Un autre levier est la fidélisation des clients à travers le système de bons d’achats, qui permet aux clients de réinvestir dans la marque aussi bien sur du neuf, que sur de la seconde main. C’est donc un moyen de garder le client dans son écosystème via un service de revente extrêmement simple et intuitif.
Puis, la collecte rapide et simplifiée d’articles de seconde main favorise un trafic en boutique extrêmement qualifié. Les clients n’ont pas besoin de publier une annonce, de négocier avec un acheteur et de prendre en photo les pièces dont ils souhaitent se séparer. Ils peuvent directement les déposer en boutique, et regarder derrière la nouvelle collection et trouver quelque chose qui les intéresse.
Ensuite, on retrouve la nouvelle ligne de revenus. Dès la première année, on se fixe avec nos clients un objectif de 3 à 5% de revenus e-commerces générés par des ventes de seconde main sur un marché donné.
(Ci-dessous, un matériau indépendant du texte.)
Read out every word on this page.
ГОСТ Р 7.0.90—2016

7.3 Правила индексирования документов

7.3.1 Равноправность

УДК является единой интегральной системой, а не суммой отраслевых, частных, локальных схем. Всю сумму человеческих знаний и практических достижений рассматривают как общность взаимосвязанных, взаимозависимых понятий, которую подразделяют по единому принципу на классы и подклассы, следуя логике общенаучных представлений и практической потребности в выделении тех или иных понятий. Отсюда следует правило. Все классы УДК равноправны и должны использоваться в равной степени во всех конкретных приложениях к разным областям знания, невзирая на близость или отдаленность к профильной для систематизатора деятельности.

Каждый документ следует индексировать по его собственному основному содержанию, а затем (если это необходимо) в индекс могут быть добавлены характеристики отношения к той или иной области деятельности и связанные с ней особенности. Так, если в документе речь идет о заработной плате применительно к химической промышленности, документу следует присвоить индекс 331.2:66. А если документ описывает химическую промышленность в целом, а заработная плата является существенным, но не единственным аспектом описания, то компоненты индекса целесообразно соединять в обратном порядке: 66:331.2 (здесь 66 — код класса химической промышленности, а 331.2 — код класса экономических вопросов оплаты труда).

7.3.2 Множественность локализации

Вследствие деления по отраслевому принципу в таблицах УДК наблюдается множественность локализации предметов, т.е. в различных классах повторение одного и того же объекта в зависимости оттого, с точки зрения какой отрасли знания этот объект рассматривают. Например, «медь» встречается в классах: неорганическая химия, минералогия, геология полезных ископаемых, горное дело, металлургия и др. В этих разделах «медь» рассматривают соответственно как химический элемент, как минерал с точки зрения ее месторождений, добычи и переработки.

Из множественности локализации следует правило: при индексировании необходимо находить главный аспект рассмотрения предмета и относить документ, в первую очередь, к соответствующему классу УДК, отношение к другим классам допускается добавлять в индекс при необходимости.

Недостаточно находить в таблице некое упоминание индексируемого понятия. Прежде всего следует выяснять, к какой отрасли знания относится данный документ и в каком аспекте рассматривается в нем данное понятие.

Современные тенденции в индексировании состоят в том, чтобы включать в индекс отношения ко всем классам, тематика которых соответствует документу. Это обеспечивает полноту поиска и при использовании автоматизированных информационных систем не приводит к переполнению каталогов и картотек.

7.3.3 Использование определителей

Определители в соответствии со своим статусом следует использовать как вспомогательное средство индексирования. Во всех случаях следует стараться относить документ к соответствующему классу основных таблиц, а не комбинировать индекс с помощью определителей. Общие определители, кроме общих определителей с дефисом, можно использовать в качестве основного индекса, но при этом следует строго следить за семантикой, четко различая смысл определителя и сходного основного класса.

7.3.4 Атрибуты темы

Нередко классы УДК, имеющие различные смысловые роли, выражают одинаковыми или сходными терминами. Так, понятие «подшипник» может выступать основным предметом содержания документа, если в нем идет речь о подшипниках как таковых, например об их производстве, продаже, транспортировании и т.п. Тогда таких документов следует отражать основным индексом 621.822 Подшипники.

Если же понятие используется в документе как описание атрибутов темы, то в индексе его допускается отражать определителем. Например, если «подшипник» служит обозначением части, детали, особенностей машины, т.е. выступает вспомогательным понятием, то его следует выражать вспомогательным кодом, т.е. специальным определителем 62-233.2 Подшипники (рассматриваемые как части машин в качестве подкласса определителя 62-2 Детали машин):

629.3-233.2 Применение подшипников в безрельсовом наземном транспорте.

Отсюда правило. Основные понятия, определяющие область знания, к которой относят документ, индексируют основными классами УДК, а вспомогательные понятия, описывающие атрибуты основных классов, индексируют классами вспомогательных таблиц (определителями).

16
Pour certaines de nos marques, la seconde main représente désormais 10% de leur chiffre d’affaires en ligne.
À terme, est-ce que les ventes de seconde main dépasseront celles du neuf ?
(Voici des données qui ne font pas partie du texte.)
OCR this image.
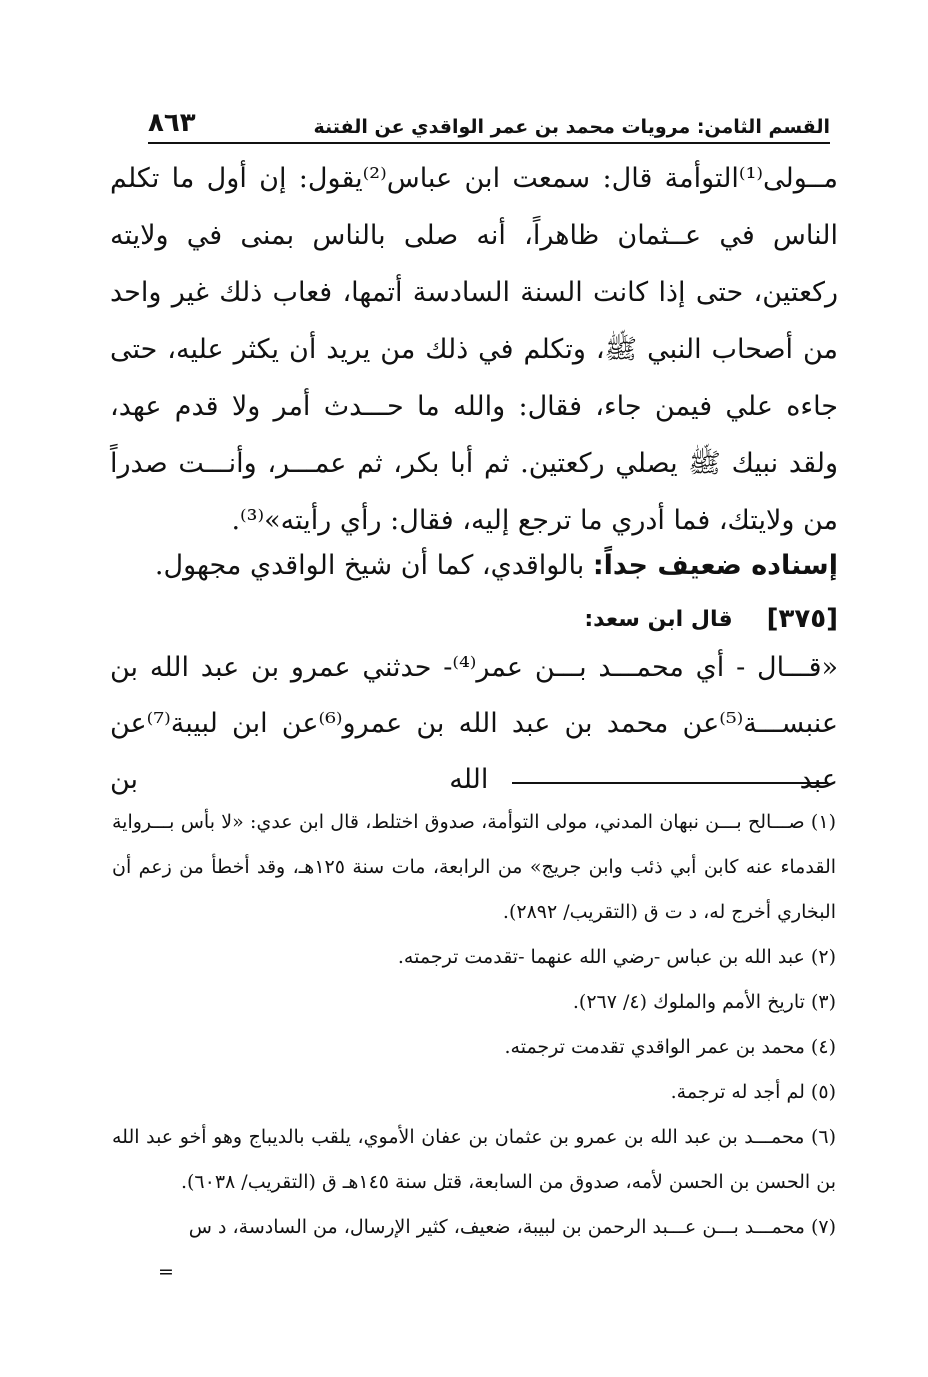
القسم الثامن: مرويات محمد بن عمر الواقدي عن الفتنة
٨٦٣

مــولى⁽¹⁾التوأمة قال: سمعت ابن عباس⁽²⁾يقول: إن أول ما تكلم الناس في عــثمان ظاهراً، أنه صلى بالناس بمنى في ولايته ركعتين، حتى إذا كانت السنة السادسة أتمها، فعاب ذلك غير واحد من أصحاب النبي ﷺ، وتكلم في ذلك من يريد أن يكثر عليه، حتى جاءه علي فيمن جاء، فقال: والله ما حـــدث أمر ولا قدم عهد، ولقد نبيك ﷺ يصلي ركعتين. ثم أبا بكر، ثم عمـــر، وأنـــت صدراً من ولايتك، فما أدري ما ترجع إليه، فقال: رأي رأيته»⁽³⁾.

إسناده ضعيف جداً: بالواقدي، كما أن شيخ الواقدي مجهول.
[٣٧٥]
قال ابن سعد:

«قـــال - أي محمـــد بـــن عمر⁽⁴⁾- حدثني عمرو بن عبد الله بن عنبســـة⁽⁵⁾عن محمد بن عبد الله بن عمرو⁽⁶⁾عن ابن لبيبة⁽⁷⁾عن عبد الله بن

(١) صـــالح بـــن نبهان المدني، مولى التوأمة، صدوق اختلط، قال ابن عدي: «لا بأس بـــرواية القدماء عنه كابن أبي ذئب وابن جريج» من الرابعة، مات سنة ١٢٥هـ، وقد أخطأ من زعم أن البخاري أخرج له، د ت ق (التقريب/ ٢٨٩٢).

(٢) عبد الله بن عباس -رضي الله عنهما -تقدمت ترجمته.

(٣) تاريخ الأمم والملوك (٤/ ٢٦٧).

(٤) محمد بن عمر الواقدي تقدمت ترجمته.

(٥) لم أجد له ترجمة.

(٦) محمـــد بن عبد الله بن عمرو بن عثمان بن عفان الأموي، يلقب بالديباج وهو أخو عبد الله بن الحسن بن الحسن لأمه، صدوق من السابعة، قتل سنة ١٤٥هـ ق (التقريب/ ٦٠٣٨).

(٧) محمـــد بـــن عـــبد الرحمن بن لبيبة، ضعيف، كثير الإرسال، من السادسة، د س

=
Je pense que la seconde main ne remplacera jamais totalement le neuf. Le but, c’est d’allonger la durée de vie des produits afin d'inciter les marques à produire des vêtements de meilleure qualité. Avec la seconde main, on cherche surtout à capter des consommateurs qui achetaient de l’ultra fast-fashion et de la fast-fashion pour les amener à monter en gamme vers des marques de meilleure qualité, à travers un prix de vente attractif. Notre objectif, c’est que les volumes réalisés en seconde main remplacent, à terme, les volumes réalisés en solde.
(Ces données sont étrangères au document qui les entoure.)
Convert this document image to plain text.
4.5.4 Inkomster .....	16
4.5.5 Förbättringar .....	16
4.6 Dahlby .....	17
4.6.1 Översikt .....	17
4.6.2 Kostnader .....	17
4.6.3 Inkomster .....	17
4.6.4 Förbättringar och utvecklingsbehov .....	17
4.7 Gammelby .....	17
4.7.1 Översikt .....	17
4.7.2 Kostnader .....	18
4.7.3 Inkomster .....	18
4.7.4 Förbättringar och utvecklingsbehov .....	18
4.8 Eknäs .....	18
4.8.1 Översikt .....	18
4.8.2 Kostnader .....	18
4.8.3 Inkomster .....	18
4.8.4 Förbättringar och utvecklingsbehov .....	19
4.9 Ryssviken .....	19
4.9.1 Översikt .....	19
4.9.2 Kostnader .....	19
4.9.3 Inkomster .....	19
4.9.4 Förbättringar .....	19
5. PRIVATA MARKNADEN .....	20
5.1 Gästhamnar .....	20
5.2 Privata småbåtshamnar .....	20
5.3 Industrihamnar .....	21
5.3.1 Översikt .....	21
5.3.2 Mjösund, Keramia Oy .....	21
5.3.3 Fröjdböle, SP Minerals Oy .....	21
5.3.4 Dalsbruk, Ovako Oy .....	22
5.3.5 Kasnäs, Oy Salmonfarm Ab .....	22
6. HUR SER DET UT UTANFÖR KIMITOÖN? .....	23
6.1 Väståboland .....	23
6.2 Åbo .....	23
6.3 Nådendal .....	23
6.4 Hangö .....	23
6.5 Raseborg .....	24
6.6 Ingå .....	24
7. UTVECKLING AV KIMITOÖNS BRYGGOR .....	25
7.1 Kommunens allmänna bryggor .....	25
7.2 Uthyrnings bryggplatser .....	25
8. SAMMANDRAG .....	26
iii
Aujourd’hui, quelle est la situation économique de Faume ?
Faume embauche aujourd’hui 35 personnes (contre quatre à ses débuts). Nous avons enregistré un taux de croissance de 60% par rapport à 2023. Nous comptons actuellement plus de 40 marques. Nous ambitionnons d’atteindre le palier des 150 d’ici les cinq prochaines années, et que chacune d’entre elle réalise en moyenne plus d’un million d’euros de chiffre d’affaires sur la seconde main.
Quelles sont vos ambitions ?
Aujourd'hui, suite à nos levées de fonds, nous avons réussi à réaliser une première version de tous les outils dont on avait besoin. Nous allons désormais continuer à développer l'entreprise, acquérir un maximum de marques, mais avec un développement beaucoup plus rentable pour installer l'entreprise de manière durable et saine.
Aujourd’hui, peu de personnes ont le réflexe d’acheter de la seconde main directement chez la marque. Donc l’enjeu, effectivement, c’est de parvenir à mettre en avant de manière très impactante toutes ces offres de seconde main pour développer chez les gens le réflexe d'aller regarder du côté des marques.
Et qu’en est-il de l’international ?
Dès 2020, on a su que la dimension internationale était fondamentale. On a d’ailleurs créé Faume dans cette optique, si bien qu’aujourd’hui nous réalisons 40% de nos revenus en dehors de la France.
Aujourd’hui, on souhaite se concentrer sur l’Europe. Nous avons déployé 80 % de nos clients français à travers l’Europe, en fonction de leurs marchés prioritaires, dont l'Allemagne, les Pays-Bas, la Belgique et l’Italie où nous sommes bien implantés. On est désormais capable d’opérer au Royaume-Uni, marché sur lequel nous allons bientôt davantage nous déployer avec le lancement d’une marque anglaise iconique.
Chez Faume, nous souhaitons étendre notre produit et devenir le leader européen à court terme. Puis après, une fois que nous serons bien implantés, nous voulons accompagner nos clients sur le marché américain, sur le marché asiatique. Les marques d'aujourd'hui ont une présence très internationale et très globale. Et donc, notre mission, c'est vraiment de les accompagner sur tous leurs marchés.
On est déjà en contact avec pas mal de partenaires aux Etats-Unis. On regarde aussi l'Asie où on a identifié pas mal de propositions de valeurs différentes dont l’on discute avec certains de nos clients. Après, il ne faut pas brûler les étapes.